Évolution du matériel d'IA
Victoria Song suggère que le pari de Meta est que si les gens acceptent des lunettes connectées plus simples, ils seront plus à l'aise avec les ordinateurs faciaux lorsque l'IA, et éventuellement la réalité augmentée, sera prête pour le grand public. « Ils ont prouvé la première partie de l'équation. Mais pour que la deuxième partie de l'équation se réalise, l'IA ne peut pas être correcte ou utilisable. Elle doit être véritablement bonne », a-t-elle écrit dans le son analyse.
« Elle doit passer de « Oh, c'est pratique quand ça marche » à « je porte des lunettes intelligentes toute la journée parce que ma vie est tellement plus facile avec que sans ». À l'heure actuelle, de nombreuses fonctions d'intelligence artificielle des lunettes Meta sont intéressantes, mais ne sont que des tours de passe-passe. Il s'agit d'un défi de taille, mais de tous ceux qui existent actuellement, Meta semble être le mieux placé pour réussir », a ajouté Victoria Song.

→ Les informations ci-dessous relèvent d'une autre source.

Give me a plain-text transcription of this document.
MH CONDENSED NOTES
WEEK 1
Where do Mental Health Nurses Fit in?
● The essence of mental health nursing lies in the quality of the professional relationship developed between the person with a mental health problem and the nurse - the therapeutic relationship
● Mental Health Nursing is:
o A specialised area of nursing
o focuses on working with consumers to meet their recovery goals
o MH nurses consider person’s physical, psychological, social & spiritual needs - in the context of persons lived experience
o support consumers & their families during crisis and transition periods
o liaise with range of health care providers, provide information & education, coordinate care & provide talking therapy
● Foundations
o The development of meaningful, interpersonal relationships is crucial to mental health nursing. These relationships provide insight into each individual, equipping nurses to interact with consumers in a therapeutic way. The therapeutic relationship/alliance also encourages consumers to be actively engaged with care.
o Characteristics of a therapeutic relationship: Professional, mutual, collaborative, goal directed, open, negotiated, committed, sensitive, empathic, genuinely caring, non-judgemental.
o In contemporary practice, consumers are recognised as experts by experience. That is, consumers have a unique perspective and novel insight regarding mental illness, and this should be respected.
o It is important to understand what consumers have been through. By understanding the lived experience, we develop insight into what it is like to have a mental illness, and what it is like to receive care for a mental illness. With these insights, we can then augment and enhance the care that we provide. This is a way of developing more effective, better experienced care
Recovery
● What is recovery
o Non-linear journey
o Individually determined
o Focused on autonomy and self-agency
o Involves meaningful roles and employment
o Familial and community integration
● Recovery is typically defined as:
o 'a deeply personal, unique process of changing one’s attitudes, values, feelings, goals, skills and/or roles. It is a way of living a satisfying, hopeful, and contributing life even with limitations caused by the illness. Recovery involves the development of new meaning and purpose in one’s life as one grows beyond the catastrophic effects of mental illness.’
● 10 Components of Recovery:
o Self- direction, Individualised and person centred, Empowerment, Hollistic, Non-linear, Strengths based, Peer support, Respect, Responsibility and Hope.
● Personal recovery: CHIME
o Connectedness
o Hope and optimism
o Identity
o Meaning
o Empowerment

Selon elle, le style et la portabilité ne sont pas un problème. Meta vient de conclure un accord avec EssilorLuxxotica pour étendre son partenariat avec les lunettes connectées au-delà de 2030. Selon elle, maintenant que Meta dispose d'un plan général pour le matériel, des améliorations itératives telles qu'une meilleure batterie et des ajustements plus légers sont réalisables. Il ne reste plus qu'à voir si Meta est capable de réaliser le reste de son projet.
Préoccupations liées aux lunettes connectées de Meta
Meta a une longue et triste histoire de préoccupations en matière de protection de la vie privée. En ce qui concerne les données des utilisateurs, les gens s'inquiètent à juste titre de la manière dont leurs images, potentiellement capturées par les lunettes Ray-Ban de Meta sans leur consentement, pourraient être utilisées par l'entreprise. Les lunettes connectées Ray-Ban Meta ajoutent également une nouvelle couche à ce débat en introduisant l'IA dans l'équation.
Le problème n’est pas nouveau. Les lunettes à réalité augmentée de Google, les Google Glass, n’étaient même pas encore disponibles pour le grand public qu’elles avaient déjà soulevé ce débat sur la protection de la vie privée. Dans un passé pas si lointain que ça, un homme avait été mis aux arrêts par le FBI à la demande du groupe MPAA (Motion Picture Association of America) pour avoir regardé un film équipé des lunettes à réalité augmentée de Google.
En effet, une adoption à large échelle de ces dispositifs portables implique d’avoir monsieur tout-le-monde dans les rues équipé d’un dispositif avancé de reconnaissance faciale. Le cas de la Chine enseigne sur les dérives possibles. La police chinoise a déjà mis des lunettes similaires à contribution. Les rapports y relatifs font état de ce que ce type de lunettes est connecté à une base de données interne où sont répertoriés les individus recherchés.
Son fonctionnement est simple : les lunettes automatisent le processus d’identification des passants avec une grande précision. Lorsque l’agent de police regarde dans une direction, la caméra prend des mesures précises de la largeur et de la profondeur du visage avant de les comparer à une base de données d’individus identifiés. S’il y a correspondance, des informations telles que le nom et l’adresse de la personne seront alors envoyées à l’agent.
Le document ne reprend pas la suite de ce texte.